Movie production requires the combined efforts of anywhere from dozens to thousands of people. Many more people have direct input and influence over how a film ends up than do over a book. If your crew is used to working together and you have support systems and sufficient money, a good movie can be made much more quickly than a good book. Because more people are involved, and more technology, movies cost more to make. When writing a book, the main cost is time.
A movie is like a meal. You sit down and eat it. Some people take leftovers away for later, but the meal itself is designed for consumption in one sitting. Most books aren’t written to be read all at once. A good book is more like a good diet plan. The book is an attempt to change you, not just temper your hunger for a few hours. You can vary the speed when you read a book, stopping to go over a part again if you like, and it can enrich your experience. If you keep stopping a film during viewing in order to repeat lines or scenes, it seriously diminishes the effectiveness of viewing.

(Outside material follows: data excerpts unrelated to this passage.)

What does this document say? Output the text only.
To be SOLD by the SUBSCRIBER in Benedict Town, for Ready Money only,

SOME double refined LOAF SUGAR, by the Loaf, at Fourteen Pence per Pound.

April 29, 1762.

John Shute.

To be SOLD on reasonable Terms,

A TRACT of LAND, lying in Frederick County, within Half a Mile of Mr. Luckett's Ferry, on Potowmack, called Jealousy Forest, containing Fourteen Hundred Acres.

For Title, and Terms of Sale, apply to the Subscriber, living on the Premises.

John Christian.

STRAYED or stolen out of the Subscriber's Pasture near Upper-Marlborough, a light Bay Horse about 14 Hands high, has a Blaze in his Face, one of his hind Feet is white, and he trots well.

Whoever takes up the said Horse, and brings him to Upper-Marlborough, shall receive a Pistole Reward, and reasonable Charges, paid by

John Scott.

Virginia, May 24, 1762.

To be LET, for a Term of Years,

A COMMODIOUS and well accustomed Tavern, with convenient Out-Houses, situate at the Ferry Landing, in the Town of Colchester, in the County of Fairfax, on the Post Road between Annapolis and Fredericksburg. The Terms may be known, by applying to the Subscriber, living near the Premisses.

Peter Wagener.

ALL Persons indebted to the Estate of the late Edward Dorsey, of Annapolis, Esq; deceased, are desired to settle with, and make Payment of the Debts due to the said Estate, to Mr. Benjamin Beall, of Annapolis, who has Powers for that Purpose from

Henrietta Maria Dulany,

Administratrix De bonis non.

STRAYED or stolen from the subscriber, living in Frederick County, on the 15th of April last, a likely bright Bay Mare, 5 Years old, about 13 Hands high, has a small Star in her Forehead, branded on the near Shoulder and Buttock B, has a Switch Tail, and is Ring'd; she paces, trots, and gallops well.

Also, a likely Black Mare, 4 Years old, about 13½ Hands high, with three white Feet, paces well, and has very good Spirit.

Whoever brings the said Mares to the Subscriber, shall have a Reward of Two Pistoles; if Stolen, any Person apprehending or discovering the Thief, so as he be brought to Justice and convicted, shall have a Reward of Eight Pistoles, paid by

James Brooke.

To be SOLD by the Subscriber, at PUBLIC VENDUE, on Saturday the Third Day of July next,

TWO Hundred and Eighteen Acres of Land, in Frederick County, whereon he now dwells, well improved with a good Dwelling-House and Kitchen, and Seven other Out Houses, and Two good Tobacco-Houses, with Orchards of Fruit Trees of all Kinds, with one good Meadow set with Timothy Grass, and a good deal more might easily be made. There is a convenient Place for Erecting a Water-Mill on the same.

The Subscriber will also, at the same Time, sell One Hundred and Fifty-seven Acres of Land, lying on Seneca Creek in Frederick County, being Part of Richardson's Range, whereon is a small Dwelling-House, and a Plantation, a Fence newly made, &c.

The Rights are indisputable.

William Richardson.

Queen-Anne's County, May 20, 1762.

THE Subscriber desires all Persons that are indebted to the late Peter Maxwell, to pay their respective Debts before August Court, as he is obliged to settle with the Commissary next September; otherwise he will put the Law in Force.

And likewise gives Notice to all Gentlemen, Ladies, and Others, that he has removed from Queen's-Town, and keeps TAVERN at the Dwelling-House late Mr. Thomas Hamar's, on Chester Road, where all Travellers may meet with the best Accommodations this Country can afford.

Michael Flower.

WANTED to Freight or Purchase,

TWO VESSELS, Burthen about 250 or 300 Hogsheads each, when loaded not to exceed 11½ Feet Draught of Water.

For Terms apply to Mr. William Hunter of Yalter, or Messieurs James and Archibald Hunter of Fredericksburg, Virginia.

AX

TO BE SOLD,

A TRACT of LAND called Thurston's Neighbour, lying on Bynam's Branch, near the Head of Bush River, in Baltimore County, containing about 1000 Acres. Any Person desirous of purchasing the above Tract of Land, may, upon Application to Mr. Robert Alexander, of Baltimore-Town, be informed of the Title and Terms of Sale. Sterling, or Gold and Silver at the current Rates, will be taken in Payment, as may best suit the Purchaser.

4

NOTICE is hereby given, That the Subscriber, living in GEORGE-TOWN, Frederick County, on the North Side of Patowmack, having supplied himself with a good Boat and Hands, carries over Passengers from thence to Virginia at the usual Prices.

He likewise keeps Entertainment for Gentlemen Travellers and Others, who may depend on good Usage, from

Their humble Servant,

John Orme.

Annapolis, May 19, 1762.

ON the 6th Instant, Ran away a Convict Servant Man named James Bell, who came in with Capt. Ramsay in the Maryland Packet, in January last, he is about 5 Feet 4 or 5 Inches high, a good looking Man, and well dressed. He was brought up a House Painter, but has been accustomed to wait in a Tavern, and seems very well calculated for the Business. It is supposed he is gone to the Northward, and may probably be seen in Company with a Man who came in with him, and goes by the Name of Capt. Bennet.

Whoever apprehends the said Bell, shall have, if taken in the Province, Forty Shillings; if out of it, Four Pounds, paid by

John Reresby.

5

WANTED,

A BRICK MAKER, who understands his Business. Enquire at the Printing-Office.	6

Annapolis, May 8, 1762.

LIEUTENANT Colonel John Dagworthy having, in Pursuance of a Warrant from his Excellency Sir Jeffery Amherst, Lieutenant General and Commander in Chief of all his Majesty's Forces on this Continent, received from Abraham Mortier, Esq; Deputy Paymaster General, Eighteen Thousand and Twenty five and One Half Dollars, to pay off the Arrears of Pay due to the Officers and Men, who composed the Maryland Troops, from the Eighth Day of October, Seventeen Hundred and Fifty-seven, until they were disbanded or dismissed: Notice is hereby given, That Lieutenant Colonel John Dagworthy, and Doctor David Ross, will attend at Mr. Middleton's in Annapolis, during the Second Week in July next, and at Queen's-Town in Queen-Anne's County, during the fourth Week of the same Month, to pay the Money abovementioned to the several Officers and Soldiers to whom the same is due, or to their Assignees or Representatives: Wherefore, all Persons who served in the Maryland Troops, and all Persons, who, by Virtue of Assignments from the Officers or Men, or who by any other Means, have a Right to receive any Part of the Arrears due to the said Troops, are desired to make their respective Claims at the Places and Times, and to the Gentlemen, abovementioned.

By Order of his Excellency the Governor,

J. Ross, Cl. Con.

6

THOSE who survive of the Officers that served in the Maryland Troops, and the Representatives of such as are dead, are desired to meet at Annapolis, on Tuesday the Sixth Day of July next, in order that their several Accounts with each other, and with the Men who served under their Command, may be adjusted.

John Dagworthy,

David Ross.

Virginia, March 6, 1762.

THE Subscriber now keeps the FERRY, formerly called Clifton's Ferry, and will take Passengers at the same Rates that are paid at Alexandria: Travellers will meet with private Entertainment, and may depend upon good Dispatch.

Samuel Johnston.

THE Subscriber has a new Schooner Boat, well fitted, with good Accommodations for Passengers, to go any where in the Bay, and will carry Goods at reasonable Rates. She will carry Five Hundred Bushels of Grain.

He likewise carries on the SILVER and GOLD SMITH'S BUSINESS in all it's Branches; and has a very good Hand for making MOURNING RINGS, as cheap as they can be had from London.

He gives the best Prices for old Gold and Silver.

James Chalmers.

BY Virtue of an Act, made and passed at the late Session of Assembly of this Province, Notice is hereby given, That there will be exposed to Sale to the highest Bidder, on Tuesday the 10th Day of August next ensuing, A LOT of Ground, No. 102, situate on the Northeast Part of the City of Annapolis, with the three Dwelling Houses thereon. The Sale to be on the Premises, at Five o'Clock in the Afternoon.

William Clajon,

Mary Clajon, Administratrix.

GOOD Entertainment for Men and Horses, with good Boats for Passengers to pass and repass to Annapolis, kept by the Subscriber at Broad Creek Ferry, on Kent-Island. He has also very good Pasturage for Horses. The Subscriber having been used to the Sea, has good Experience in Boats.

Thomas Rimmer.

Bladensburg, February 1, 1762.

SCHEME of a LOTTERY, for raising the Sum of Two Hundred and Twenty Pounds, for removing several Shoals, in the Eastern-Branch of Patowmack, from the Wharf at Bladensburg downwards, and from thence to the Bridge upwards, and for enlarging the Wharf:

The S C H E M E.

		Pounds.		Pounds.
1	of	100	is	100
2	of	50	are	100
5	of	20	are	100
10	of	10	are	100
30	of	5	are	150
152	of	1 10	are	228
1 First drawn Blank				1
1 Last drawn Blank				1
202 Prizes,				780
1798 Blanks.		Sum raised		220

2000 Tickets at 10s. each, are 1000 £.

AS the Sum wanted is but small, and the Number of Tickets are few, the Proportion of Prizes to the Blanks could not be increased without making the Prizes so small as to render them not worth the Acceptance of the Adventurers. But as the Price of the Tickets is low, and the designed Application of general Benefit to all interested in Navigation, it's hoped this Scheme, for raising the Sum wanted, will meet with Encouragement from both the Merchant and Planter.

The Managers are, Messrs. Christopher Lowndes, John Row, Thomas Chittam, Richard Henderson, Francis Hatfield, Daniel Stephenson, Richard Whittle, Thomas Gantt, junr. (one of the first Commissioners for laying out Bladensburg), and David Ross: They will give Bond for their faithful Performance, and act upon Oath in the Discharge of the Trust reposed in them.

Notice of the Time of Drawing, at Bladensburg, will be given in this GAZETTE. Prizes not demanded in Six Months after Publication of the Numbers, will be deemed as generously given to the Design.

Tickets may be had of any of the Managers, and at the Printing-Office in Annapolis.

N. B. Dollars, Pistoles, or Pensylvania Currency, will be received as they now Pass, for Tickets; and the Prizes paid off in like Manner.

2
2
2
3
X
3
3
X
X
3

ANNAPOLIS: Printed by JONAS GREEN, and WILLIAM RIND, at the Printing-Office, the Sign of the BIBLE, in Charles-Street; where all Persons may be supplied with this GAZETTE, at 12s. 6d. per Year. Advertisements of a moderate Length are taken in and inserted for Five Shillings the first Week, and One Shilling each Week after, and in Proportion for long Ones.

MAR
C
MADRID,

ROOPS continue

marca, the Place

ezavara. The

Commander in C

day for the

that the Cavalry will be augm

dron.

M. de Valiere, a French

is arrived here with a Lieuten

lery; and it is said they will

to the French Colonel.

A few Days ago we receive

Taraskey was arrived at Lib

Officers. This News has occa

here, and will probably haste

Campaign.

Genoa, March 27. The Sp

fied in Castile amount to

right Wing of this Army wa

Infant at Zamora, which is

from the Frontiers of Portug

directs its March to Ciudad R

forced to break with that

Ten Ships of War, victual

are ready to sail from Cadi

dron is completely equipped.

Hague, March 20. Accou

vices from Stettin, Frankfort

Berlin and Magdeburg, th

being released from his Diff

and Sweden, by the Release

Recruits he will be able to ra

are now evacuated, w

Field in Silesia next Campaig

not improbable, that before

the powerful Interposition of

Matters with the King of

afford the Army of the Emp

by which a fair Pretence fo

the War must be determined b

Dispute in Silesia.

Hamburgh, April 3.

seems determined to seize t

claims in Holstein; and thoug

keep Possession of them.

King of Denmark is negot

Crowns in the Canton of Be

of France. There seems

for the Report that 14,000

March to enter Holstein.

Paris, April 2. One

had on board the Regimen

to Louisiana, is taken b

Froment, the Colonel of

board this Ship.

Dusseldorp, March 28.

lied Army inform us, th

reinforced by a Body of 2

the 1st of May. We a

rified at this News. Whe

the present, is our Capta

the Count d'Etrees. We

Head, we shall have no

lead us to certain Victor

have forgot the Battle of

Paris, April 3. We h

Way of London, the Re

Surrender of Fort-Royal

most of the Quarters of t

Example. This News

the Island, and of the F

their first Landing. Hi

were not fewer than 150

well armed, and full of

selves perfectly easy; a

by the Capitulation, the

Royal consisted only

Books work by harnessing the imagination of readers. My vampire Lestat doesn’t look like yours because he’s in my head. Films work by harnessing the interests of audiences more than their imagination. In the movies, Lestat the vampire looks like Tom Cruise or Stuart Townsend. It doesn’t matter that the book’s author had Rutger Hauer in mind, or that I saw a blond Daniel Day Lewis in mine. Casting is complete in a movie. You can read a good book such as Kafka’s ‘The Trial” or Camus’ “L’ Etranger”, and not ever know for sure what the characters looked like. By comparison, motion pictures must be explicit. We see the characters.
Some kinds of written works are more easily suited to movie adaptation. Genres like crime stories and speculative fiction are usually plot-driven. They tend to follow events chronologically, which is how most movie plots are constructed. Short stories and novellas allow film adapters to put more of what’s on the page into the film. Simpler books, like children’s literature and teen fiction present a reduced challenge. Plays hardly need any variation, except to be “opened up” to allow more locations to be seen. I hate to put it this way, but superficial books containing characters doing things more than thinking about them make perfect adaptations. Gone With the Wind would be a prime example.

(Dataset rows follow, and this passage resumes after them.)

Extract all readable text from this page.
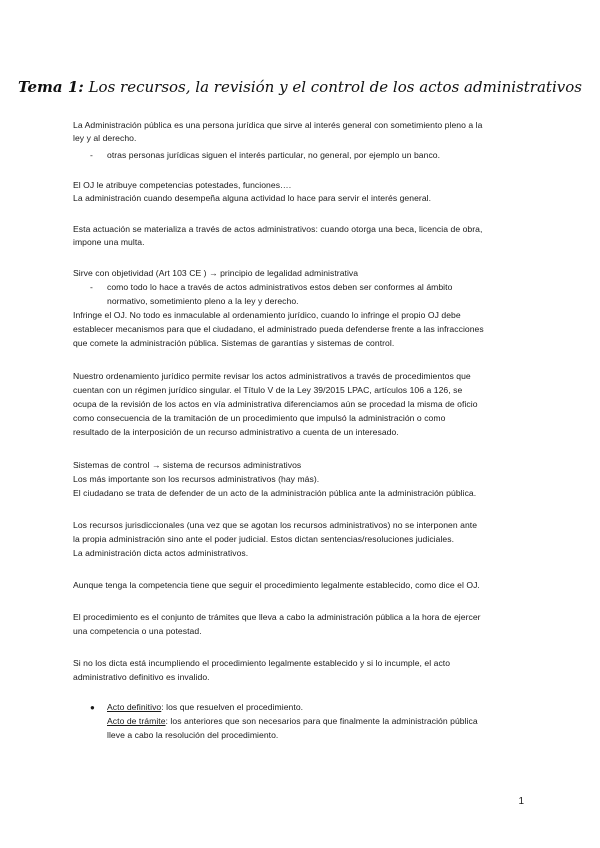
Tema 1: Los recursos, la revisión y el control de los actos administrativos
La Administración pública es una persona jurídica que sirve al interés general con sometimiento pleno a la
ley y al derecho.
- otras personas jurídicas siguen el interés particular, no general, por ejemplo un banco.
El OJ le atribuye competencias potestades, funciones….
La administración cuando desempeña alguna actividad lo hace para servir el interés general.
Esta actuación se materializa a través de actos administrativos: cuando otorga una beca, licencia de obra,
impone una multa.
Sirve con objetividad (Art 103 CE ) → principio de legalidad administrativa
- como todo lo hace a través de actos administrativos estos deben ser conformes al ámbito
normativo, sometimiento pleno a la ley y derecho.
Infringe el OJ. No todo es inmaculable al ordenamiento jurídico, cuando lo infringe el propio OJ debe
establecer mecanismos para que el ciudadano, el administrado pueda defenderse frente a las infracciones
que comete la administración pública. Sistemas de garantías y sistemas de control.
Nuestro ordenamiento jurídico permite revisar los actos administrativos a través de procedimientos que
cuentan con un régimen jurídico singular. el Título V de la Ley 39/2015 LPAC, artículos 106 a 126, se
ocupa de la revisión de los actos en vía administrativa diferenciamos aún se procedad la misma de oficio
como consecuencia de la tramitación de un procedimiento que impulsó la administración o como
resultado de la interposición de un recurso administrativo a cuenta de un interesado.
Sistemas de control → sistema de recursos administrativos
Los más importante son los recursos administrativos (hay más).
El ciudadano se trata de defender de un acto de la administración pública ante la administración pública.
Los recursos jurisdiccionales (una vez que se agotan los recursos administrativos) no se interponen ante
la propia administración sino ante el poder judicial. Estos dictan sentencias/resoluciones judiciales.
La administración dicta actos administrativos.
Aunque tenga la competencia tiene que seguir el procedimiento legalmente establecido, como dice el OJ.
El procedimiento es el conjunto de trámites que lleva a cabo la administración pública a la hora de ejercer
una competencia o una potestad.
Si no los dicta está incumpliendo el procedimiento legalmente establecido y si lo incumple, el acto
administrativo definitivo es invalido.
● Acto definitivo: los que resuelven el procedimiento.
Acto de trámite: los anteriores que son necesarios para que finalmente la administración pública
lleve a cabo la resolución del procedimiento.
1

The main challenge will be when there’s a demand to make a movie out of an epic work full of characters, one that has a great deal of introspection and invented detail. Let’s look at one of these where it will never be possible to get the adaptation “right” – Lord of the Rings.
LOTR (the books) were written over a period of years by a world-class expert in languages and mythology. They contain many characters, poetry and song, made-up cultures and creatures, and the overall story is full of Christian symbolism. It’s impossible to make movies out of it without severely dumbing it down. I like the films Peter Jackson made, but the way he put it was to admit, “They aren’t really the books, but they are pretty cool movies.”
I also love the books. In the books, all the Hobbits are consistently resourceful, pragmatic and clever, and Dwarves are noble and proud. In the films, Merry and Pippin have a Two Stooges act going, and Gimli the Dwarf is channeling Grumpy from Disney’s Snow White. Fun to watch. Not like the books. 90% of the poetry, song and different languages is absent from the films, leaving the tongues of Mordor and the Elves to be gimmicks, as if they were magic spells from Harry Potter. It doesn’t matter, because each form stands as a good work on it’s own terms, compared to other books or other movies of the same kind.
Should you read books before seeing the movies? If I see one more article based on that ignorant question, I’m going to drink ink and end it all. Do whatever you like! One doesn’t spoil the other. I’ll say it again. Books and movies aren’t the same thing.